カーボンナノチューブ分散液D-1 :18.7部
アクリディック47-712 :60部
スーパーベッカミン117-60 :12.5部
【0095】
[実施例22~27、31、32、比較例17~23]
表4に示すカーボンナノチューブ分散液に変更した以外は、実施例19と同様にして、塗料P-2~P-7、P-11、P-12~P-18、P-21を得た。
【0096】
[実施例28]
実施例16で得られたカーボンナノチューブ分散液D-8及びバインダー樹脂(D)を、下記組成にあるように配合し、固形分中にカーボンナノチューブが1%含有するカーボンナノチューブ塗料P-8を得た。
カーボンナノチューブ分散液D-8 :20部
ウォーターゾールS-751 :56部
サイメル303 :12部
【0097】
[実施例29、30、比較例24、25]
表4に示すカーボンナノチューブ分散液に変更した以外は、実施例28と同様にして、塗料P-9~P-10、P-19~P-20を得た。
【0098】
<カーボンナノチューブ塗料及びカーボンナノチューブ塗膜評価>
得られたカーボンナノチューブ塗料について、さらに、塗料をPETフィルムに焼き付け後の膜厚が20±2μmになるようにアプリケーターで塗工し、30分間セッティング後、60℃にて30分間乾燥させた後、140℃にて20分間焼き付けを行って、各塗料の試験塗膜を作製し、塗料とその塗膜について以下の評価を行った。

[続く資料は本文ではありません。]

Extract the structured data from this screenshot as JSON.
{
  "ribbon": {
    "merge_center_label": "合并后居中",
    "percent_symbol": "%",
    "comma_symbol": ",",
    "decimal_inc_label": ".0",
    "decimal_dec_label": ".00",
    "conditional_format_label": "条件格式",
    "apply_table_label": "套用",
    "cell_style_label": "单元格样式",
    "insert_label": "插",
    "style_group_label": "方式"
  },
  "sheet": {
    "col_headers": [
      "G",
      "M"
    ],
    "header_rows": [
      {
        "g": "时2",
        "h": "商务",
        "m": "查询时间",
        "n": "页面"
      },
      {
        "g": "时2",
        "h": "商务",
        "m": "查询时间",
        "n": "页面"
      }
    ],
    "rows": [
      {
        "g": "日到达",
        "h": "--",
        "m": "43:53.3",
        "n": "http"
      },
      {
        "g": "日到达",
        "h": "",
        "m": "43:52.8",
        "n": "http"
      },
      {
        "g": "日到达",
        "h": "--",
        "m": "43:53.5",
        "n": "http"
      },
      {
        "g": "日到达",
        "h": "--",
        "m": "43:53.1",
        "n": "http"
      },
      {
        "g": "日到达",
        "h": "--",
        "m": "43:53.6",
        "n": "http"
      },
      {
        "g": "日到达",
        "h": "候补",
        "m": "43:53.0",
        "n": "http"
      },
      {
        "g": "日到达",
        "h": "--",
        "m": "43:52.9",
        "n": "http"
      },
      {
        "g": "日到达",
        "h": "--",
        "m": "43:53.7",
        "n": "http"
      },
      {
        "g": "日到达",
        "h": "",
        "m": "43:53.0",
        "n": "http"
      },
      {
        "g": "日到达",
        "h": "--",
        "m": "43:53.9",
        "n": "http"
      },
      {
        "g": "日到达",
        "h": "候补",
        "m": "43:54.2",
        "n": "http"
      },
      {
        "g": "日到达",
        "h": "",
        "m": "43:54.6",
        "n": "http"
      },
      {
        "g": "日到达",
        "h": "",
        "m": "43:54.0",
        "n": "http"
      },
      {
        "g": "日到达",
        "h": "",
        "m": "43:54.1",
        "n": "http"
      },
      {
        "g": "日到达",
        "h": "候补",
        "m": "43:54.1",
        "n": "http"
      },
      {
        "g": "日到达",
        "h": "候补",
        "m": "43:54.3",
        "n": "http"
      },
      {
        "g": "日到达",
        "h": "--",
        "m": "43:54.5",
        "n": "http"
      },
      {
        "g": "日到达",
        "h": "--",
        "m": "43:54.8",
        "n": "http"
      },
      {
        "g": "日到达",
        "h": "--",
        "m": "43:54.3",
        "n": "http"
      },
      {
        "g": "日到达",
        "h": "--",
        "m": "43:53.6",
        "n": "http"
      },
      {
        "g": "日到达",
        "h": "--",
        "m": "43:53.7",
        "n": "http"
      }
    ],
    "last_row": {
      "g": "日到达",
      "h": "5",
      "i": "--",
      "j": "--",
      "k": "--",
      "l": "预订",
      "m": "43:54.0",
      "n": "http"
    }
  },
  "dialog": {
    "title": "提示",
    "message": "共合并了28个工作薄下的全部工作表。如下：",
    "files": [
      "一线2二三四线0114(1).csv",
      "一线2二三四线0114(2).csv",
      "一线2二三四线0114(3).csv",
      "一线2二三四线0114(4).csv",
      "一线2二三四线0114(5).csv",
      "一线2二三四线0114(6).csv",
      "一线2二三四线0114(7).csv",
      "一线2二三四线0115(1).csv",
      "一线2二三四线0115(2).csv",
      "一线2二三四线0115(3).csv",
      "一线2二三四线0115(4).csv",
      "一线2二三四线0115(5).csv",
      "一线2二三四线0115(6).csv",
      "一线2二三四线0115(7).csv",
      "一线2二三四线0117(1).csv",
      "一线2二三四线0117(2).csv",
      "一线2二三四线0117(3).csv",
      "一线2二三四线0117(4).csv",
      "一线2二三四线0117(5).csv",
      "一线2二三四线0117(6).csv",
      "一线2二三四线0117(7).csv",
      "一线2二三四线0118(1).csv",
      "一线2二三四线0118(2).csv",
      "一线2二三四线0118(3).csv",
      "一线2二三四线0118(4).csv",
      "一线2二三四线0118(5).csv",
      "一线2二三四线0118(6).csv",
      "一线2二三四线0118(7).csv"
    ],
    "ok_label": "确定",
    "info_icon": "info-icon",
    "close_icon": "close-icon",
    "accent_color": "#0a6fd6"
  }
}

その結果を表4に示した。
【0099】
(相溶性)
相溶性については、得られた塗料をJIS K56002-5に従い、粒子の密集を確認することで、カーボンナノチューブ分散液と、バインダー樹脂(D)の相溶性を判断した。下記基準にて評価を行った。尚、〇(良好)、×(不良)の2段階で評価した。
○:密集20μm未満
×:密集20μm以上
【0100】
(光沢)
光沢については、塗膜に対して、JIS Z8741に準じて、グロスメーターGM-26D(村上色彩技術研究所社製)で60度光沢を測定し、下記基準にて評価を行った。尚、〇(良好)、△(普通)、×(不良)の3段階で評価した。
〇:80以上
△:70以上80未満
×:70未満
【0101】
(漆黒性)
漆黒性については、JIS Z8781-4で規定されるL***表色系の測定値に基づき、エックスライト社製多角度分光測色計MA94にて、塗膜に対して45°となるように照射した光の正反射光に対して25°、45°、75°で得られたL*a**表色系における明度L*を測定し、その合計値(以下L*25°+45°+75°と表記する)において下記基準で評価した。尚、〇(良好)、△(普通)、×(不良)の3段階で評価した。
〇:0.5以上1.5未満
△:1.5以上2.5以下
×:2.5を超える
【0102】
【表4】
【0103】
表3に示した結果から、本発明のカーボンナノチューブ(A)より製造した、カーボンナノチューブ分散液は初期粘度および貯蔵安定性に優れ、表4に示した結果から、本発明のカーボンナノチューブ分散液はバインダー樹脂への相溶性に優れることが示された。さらに、表4に示した結果から、本発明のカーボンナノチューブ塗料及びカーボンナノチューブ塗膜は、光沢と漆黒性に優れていることが示された。